Doch, und das sollte in einer Gedenkstunde wie dieser nicht verschwiegen werden:

Unsere Gesellschaft ist nicht frei von Klischeevorstellungen und Vorurteilen. Demokratien und ihre Bürger sind nicht per se immun gegen vordemokratische Verhaltensweisen. Deshalb gehört zum Gedenken an die Toten auch der gemeinsame Appell, sensibel zu sein gegenüber den Forderungen der Überlebenden und der nachwachsenden Generationen dieser Minderheiten. Sinti und Roma sind zwar Teil der deutschen Gesellschaft, dennoch im deutschen Alltag zum Teil auch heute noch von Diskriminierung und Ausgrenzung betroffen.

Darüber dürfen wir nicht hinwegsehen. Dagegen müssen wir beherzt und mutig angehen.

Ich danke deshalb allen, die sich in der Bürgerrechtsbewegung der Sinti und Roma engagieren und somit die Anliegen der Sinti und Roma auch zu ihrem eigenen Anliegen machen.

Ich begrüße den "Europäischen Bürgerrechtspreis der Sinti und Roma", der einen Beitrag leistet zur Wahrung der Menschenrechte. Er ist zugleich ein Appell an alle Teile der Gesellschaft, gegen überkommene Klischees, Vorurteile und jede Form von Ausgrenzung vorzugehen.

Sehr geehrte Damen und Herren,

Deutschland hat von der Geschichte eine zweite Chance erhalten, die Chance auf einen freiheitlich demokratischen Rechtstaat. Wir haben diese Chance genutzt. Wir leben seit 65 Jahren in Frieden, zum ersten Mal in unserer Geschichte in Frieden mit allen unseren Nachbarn.

Die Bundesrepublik Deutschland ist heute eine aufgeklärte, selbstbewusste und auch geschichtsbewusste Demokratie. Das zeigt diese Stunde, in der wir an die Opfer der Sinti und Roma erinnern. Diese Erinnerung muss wach gehalten und an die jüngere Generation weitergegeben werden. Denn glücklicherweise gab es nicht nur das Grauen von Auschwitz. Es gab auch die Faszination, die Leben und Kultur von Sinti und Roma in Europa und in Deutschland seit vielen Jahrhunderten ausgeübt haben. (In Deutschland wurden die Sinti 1407 in Hildesheim erstmals urkundlich erwähnt)

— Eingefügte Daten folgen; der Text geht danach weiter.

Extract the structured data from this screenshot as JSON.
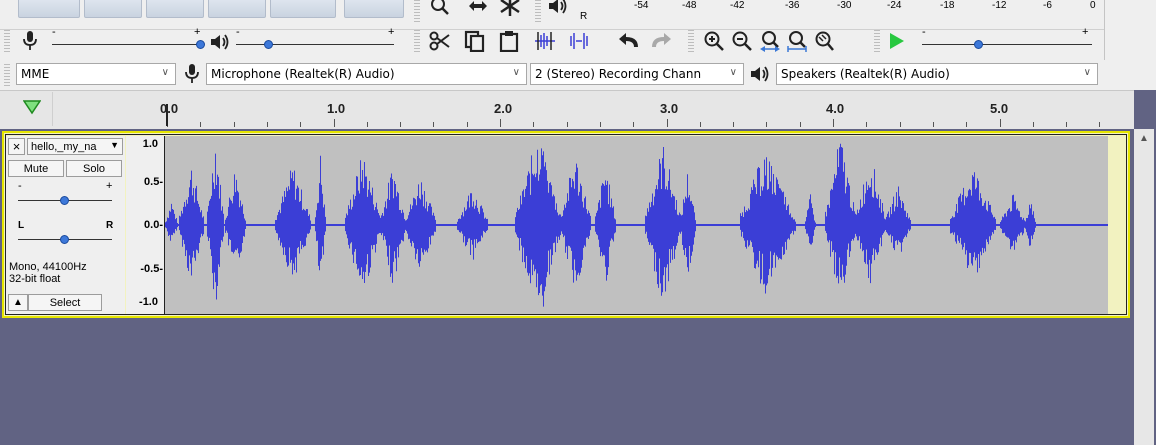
{
  "meter": {
    "ticks": [
      "-54",
      "-48",
      "-42",
      "-36",
      "-30",
      "-24",
      "-18",
      "-12",
      "-6",
      "0"
    ],
    "channel_r": "R"
  },
  "mixer": {
    "minus": "-",
    "plus": "+"
  },
  "device": {
    "host": "MME",
    "recording": "Microphone (Realtek(R) Audio)",
    "channels": "2 (Stereo) Recording Chann",
    "playback": "Speakers (Realtek(R) Audio)"
  },
  "ruler": {
    "labels": [
      "0.0",
      "1.0",
      "2.0",
      "3.0",
      "4.0",
      "5.0"
    ]
  },
  "track": {
    "close": "×",
    "name": "hello,_my_na",
    "mute": "Mute",
    "solo": "Solo",
    "gain_minus": "-",
    "gain_plus": "+",
    "pan_left": "L",
    "pan_right": "R",
    "info_line1": "Mono, 44100Hz",
    "info_line2": "32-bit float",
    "collapse": "▲",
    "select": "Select",
    "scale": [
      "1.0",
      "0.5-",
      "0.0-",
      "-0.5-",
      "-1.0"
    ]
  },
  "colors": {
    "waveform": "#3b3ed6",
    "track_bg": "#c0c0c0",
    "selected_border": "#ffff80",
    "workspace": "#616383"
  },
  "icons": {
    "zoom": "magnifier",
    "fit": "double-arrow",
    "multi": "asterisk",
    "speaker": "speaker",
    "mic": "microphone",
    "cut": "scissors",
    "copy": "copy",
    "paste": "clipboard",
    "undo": "undo-arrow",
    "redo": "redo-arrow",
    "play": "play-triangle"
  }
}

Nur wenn Menschen und besonders junge Menschen die Chance haben, sich mit der ganzen Geschichte und der ganzen Kultur von Sinti und Roma vertraut zu machen, nur dann können sie verstehen:

Sinti und Roma sind Teil unserer Geschichte und Kultur. Sie sind keine Fremden, sie gehören zu uns.

Meine Damen und Herren, ich bitte Sie nun, sich von Ihren Plätzen zu erheben, um der Opfer nationalsozialistischer Gewalt unter den Sinti und Roma, den Angehörigen und der eigenständigen Gruppe der Jenischen und anderer Fahrender zu gedenken.

Ich danke Ihnen.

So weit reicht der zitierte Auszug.